Jumping right into the game, I was offered a choice between two protagonists: a generic stern-looking hunk of a man and a goofy-looking kid whose face just screams “asshole”. Not being in the mood to play a school comedy/story about an average guy who needs to awaken his inner Amuro Ray and save the world (aka Gundam ZZ), I picked the former. At this point, I would normally explain the plot in graphic detail, but this time, two words will suffice: shit happens. What plot? I don’t see a plot. The game spends an ungodly long time before and after each mission throwing random terms and what barely constitutes character development at you. This game’s dialogue is the text equivalent of Xenosaga’s endless, torturous cutscenes. Thus, I did what any good reviewer would do and pressed “b” really fucking fast in hopes of getting to the next battle before I died of boredom.
The first few battles progressed swimmingly. Every time you attack someone, there’s a percentage of how likely you are to hit them and how likely they are to hit back. Up until my first real boss enemy, that percentage stayed at a healthy 80% vs 30%. Once I tried to fight the bastard, however, it was 0% vs 100%. From that moment on, fighting a boss meant using special abilities that gave me 100% accuracy and 100% dodge over and over and over and over and over . . . I guess that’s sort of like how things are in Super Robot shows, but it doesn’t make for a very fun game. As you play through the game, you gain more and more useless allies and fugly mechs. I know what you’re thinking. “They can’t be that bad, right?” No. They really are. Fortunately, there is one exception to this: the beauty I put up at the start of the review. Regardless, the game consists of running around with your 2-3 strongest guys (the ones you actually bother to put money into) while the rest of your useless team gets raped by enemy grunts, which are horribly overpowered, by the way. Take whatever stats your allies have and add a zero to the end of that and you have your enemies. It should be noted that you usually have a defensive target in the form of your battleship, which has massive amounts of health and weaponry. Unfortunately, your ship can’t hit jack shit. You’ll have a nice 0% accuracy to look at whenever you try.
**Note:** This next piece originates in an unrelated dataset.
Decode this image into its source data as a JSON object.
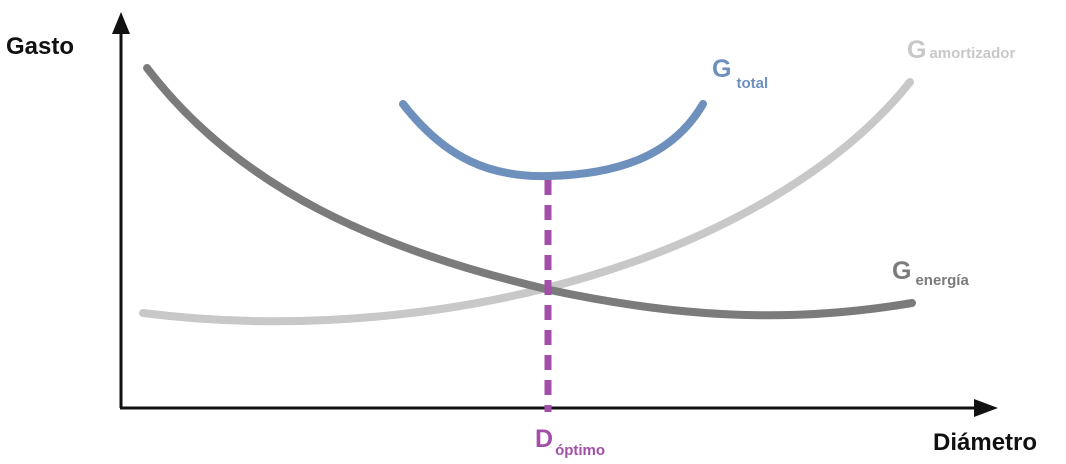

While I would have liked to wail on this turd a bit longer, I’ve run out of things to say. Yes, that’s all there is to Super Robot Wars: Original Generation. Normally, this would be understandable since the main appeal of the series was getting to see Mazinger Z fire a rocket punch up a Gundam’s exit hole, but you don’t get that here. Instead, you just get a sub-generic plot, a generic cast, generic music, and an overall generic game. This title is a piece of shit and I wouldn’t bother with it. Go get a rom of one of the real SRW games instead, not this emasculated excuse of one.